The vulnerabilities, together called Dirty Frag [1], can be chained to obtain Local Privilege Escalation that allows any local user to escalate their privileges to root. Similar to its predecessors, Dirty Pipe and Copy Fail, Dirty Frag exploits the Linux kernel's page cache. The affected kernel modules are esp4 & esp6 (IPSec ESP), and rxrpc (AFS distributed filesystem).
Working exploits were published on May 7th, 2026, and currently there are no assigned CVE numbers or official security patches from Linux distributions.
IMPACT
A local logged-in user can exploit these vulnerabilities to gain root access to the system, including breaking out of a container.
WHAT IS VULNERABLE
At this time, all versions of Linux, including various distributions and kernel versions, appear to be affected until confirmed otherwise.

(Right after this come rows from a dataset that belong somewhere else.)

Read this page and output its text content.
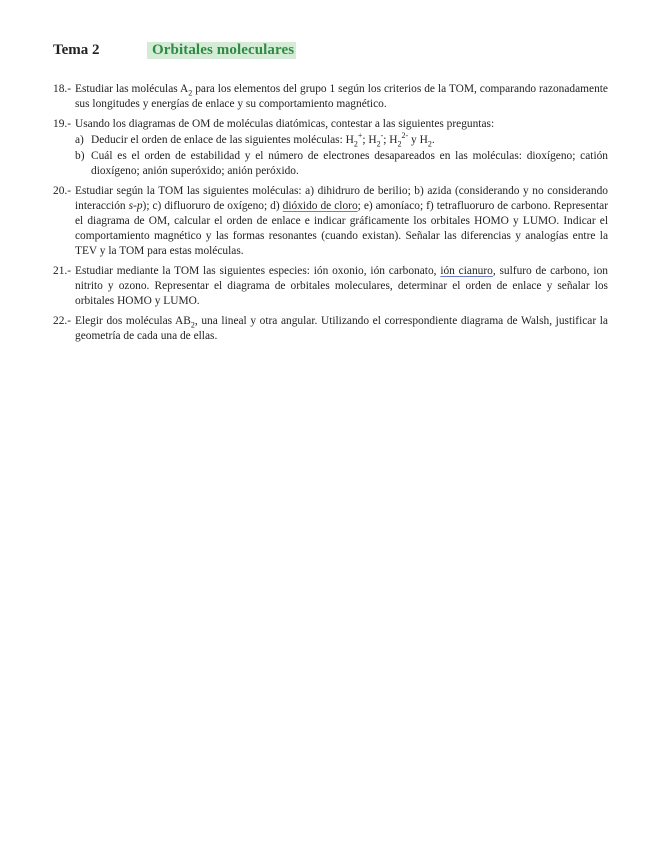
Tema 2	Orbitales moleculares
18.- Estudiar las moléculas $A_2$ para los elementos del grupo 1 según los criterios de la TOM, comparando razonadamente sus longitudes y energías de enlace y su comportamiento magnético.
19.- Usando los diagramas de OM de moléculas diatómicas, contestar a las siguientes preguntas:
a) Deducir el orden de enlace de las siguientes moléculas: $H_2^+$; $H_2^-$; $H_2^{2-}$ y $H_2$.
b) Cuál es el orden de estabilidad y el número de electrones desapareados en las moléculas: dioxígeno; catión dioxígeno; anión superóxido; anión peróxido.
20.- Estudiar según la TOM las siguientes moléculas: a) dihidruro de berilio; b) azida (considerando y no considerando interacción s-p); c) difluoruro de oxígeno; d) dióxido de cloro; e) amoníaco; f) tetrafluoruro de carbono. Representar el diagrama de OM, calcular el orden de enlace e indicar gráficamente los orbitales HOMO y LUMO. Indicar el comportamiento magnético y las formas resonantes (cuando existan). Señalar las diferencias y analogías entre la TEV y la TOM para estas moléculas.
21.- Estudiar mediante la TOM las siguientes especies: ión oxonio, ión carbonato, ión cianuro, sulfuro de carbono, ion nitrito y ozono. Representar el diagrama de orbitales moleculares, determinar el orden de enlace y señalar los orbitales HOMO y LUMO.
22.- Elegir dos moléculas $AB_2$, una lineal y otra angular. Utilizando el correspondiente diagrama de Walsh, justificar la geometría de cada una de ellas.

The vulnerabilities in the affected kernel modules date back as early as 2017. We encourage admins to treat their Linux systems as vulnerable until you can verify otherwise.
Researchers have confirmed that the exploit works on various versions of the following Linux distributions (not an exhaustive list): RedHat, Debian, Ubuntu, openSUSE, Fedora, Alma, and CentOS.
Please note that if you applied mitigations or patches for the Copy Fail vulnerability [2], it does not prevent exploitation of the Dirty Frag vulnerabilities.
RECOMMENDATIONS
Due to the unavailability of official security patches at this time, we encourage system admins to explore the MITIGATION section below to see if temporary mitigation is feasible for your environment.
MITIGATION
Ensuring that local users can not log in to the system unless they are system administrators will temporarily reduce the attack surface.
Prevent the affected modules from loading by creating a file in /etc/modprobe.d containing:
install esp4 /bin/false
install esp6 /bin/false
install rxrpc /bin/false
Ensure the affected modules are not current loaded:
/sbin/rmmod esp4 esp6 rxrpc
-
NOTE: Removing esp4 and esp6 will break IPSec on systems utilizing it.
-
NOTE: Removing rxrpc will break the AFS distributed filesystem on systems utilizing it.
-
Carefully weigh the tradeoffs of disabling these kernel modules on systems that use IPSec and/or AFS.